In February 2022, consecutive intense tropical cyclones killed over 100 people. They destroyed thousands of homes, schools and medical centers, and threatened hundreds of thousands of people, leaving many with nothing at all. Between February and May, HI led an emergency response project across 9 districts of the eastern region of Madagascar to support those impacted by the disasters. One area in particular, Ikongo, is so isolated that HI was one of only two organizations able to access it after the storms.
“After the cyclone, families had no more homes. There were more houses left in ruins than left standing,” says Henintsoa Andrianjatovo, HI Communications Officer during the disasters. “People had to stay in emergency tents and didn’t have any of their belongings. They were able to survive thanks to humanitarian aid they received from organizations.”
HI distributed various kits of essential supplies. Household kits included kitchen utensils, mosquito nets, blankets, candles, and flashlights to many who had lost their belongings. Dignity kits provided individuals with washable sanitary napkins and underwear, while hygiene kits provided families with bars of soap, jerry cans, and separate buckets for handwashing and water storage. Many also benefited from financial support of 100,000Ar, which is enough to cover over a dozen meals or significant house repairs. In June, HI provided reconstruction kits to various institutions to begin rebuilding damaged structures such as local schools.
The project targeted the most vulnerable households, including ones with persons living with disability and households with older persons.
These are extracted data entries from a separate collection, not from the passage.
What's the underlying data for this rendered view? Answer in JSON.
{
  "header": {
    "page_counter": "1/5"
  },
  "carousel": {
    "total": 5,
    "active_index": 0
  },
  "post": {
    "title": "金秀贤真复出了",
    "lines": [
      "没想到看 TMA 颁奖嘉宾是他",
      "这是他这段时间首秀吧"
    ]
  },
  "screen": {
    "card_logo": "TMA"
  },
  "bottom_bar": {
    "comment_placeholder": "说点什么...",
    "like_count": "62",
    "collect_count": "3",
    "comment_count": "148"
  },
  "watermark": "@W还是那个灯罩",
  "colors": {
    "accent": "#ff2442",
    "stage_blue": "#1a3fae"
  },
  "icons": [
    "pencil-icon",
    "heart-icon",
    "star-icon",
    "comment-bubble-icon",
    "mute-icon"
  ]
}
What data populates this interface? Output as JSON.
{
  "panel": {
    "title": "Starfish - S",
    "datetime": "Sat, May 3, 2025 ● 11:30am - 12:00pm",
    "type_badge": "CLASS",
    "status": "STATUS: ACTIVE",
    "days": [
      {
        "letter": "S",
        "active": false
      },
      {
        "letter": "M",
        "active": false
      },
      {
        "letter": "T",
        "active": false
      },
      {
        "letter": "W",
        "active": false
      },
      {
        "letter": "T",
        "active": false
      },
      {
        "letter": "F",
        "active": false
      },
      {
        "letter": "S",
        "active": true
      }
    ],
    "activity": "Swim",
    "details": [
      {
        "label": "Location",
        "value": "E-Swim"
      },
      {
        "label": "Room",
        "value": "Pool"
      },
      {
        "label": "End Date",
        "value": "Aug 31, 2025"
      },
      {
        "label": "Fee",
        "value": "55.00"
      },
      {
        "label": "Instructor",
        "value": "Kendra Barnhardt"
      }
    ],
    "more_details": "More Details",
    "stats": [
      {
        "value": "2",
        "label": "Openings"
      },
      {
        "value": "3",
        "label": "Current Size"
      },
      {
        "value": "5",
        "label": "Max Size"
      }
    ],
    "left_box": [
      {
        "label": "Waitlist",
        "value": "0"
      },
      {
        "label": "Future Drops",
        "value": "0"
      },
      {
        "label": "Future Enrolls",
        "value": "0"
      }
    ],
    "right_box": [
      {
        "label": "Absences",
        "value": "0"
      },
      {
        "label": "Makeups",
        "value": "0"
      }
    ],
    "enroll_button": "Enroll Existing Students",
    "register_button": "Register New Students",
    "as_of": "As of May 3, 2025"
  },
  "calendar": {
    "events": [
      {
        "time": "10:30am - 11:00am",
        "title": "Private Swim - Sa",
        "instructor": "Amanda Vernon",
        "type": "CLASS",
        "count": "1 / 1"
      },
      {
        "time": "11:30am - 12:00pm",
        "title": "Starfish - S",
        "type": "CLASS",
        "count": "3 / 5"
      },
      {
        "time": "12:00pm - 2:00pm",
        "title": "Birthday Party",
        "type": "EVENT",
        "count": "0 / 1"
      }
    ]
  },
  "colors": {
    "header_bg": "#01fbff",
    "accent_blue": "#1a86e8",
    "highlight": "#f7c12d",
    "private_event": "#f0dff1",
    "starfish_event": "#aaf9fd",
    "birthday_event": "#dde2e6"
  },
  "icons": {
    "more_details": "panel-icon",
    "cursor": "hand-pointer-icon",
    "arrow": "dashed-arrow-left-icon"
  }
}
In total, HI has supported 1,024 households with the emergency response activities.
"After the cyclone, we left our house to live in the emergency tents,” says Marie Antoinette, a mother of five living in Manakara, one of the impacted districts. “But we were told that this could only last for a month, so I resumed my activities as a fish seller and washerwoman. With the money HI gave me, I will be able to rebuild our home."
Beni Jean, is a father living in Farafangana with a visual disability. He also received financial assistance from the project, which he says will enable him to help his children with their education.
“I had never been in a context like this before,” Henintsoa says. “There’s a real psychological impact. We always hear about what happens during a cyclone. People are forced to leave, and then eventually they will come back and rebuild. But seeing for yourself a person who has lost everything and receives one of the kits- it’s no small thing. It may seem like a small thing to you or me, but I was touched to see just how happy people were to receive a kit of basic items. I saw moments of such sincere happiness and it was beautiful. It’s actually giving them so much, it gives them hope.”
 With support from the Government of Luxembourg and the European Union, in partnership with the Ministry of Population, Social Protection and the Promotion of Women.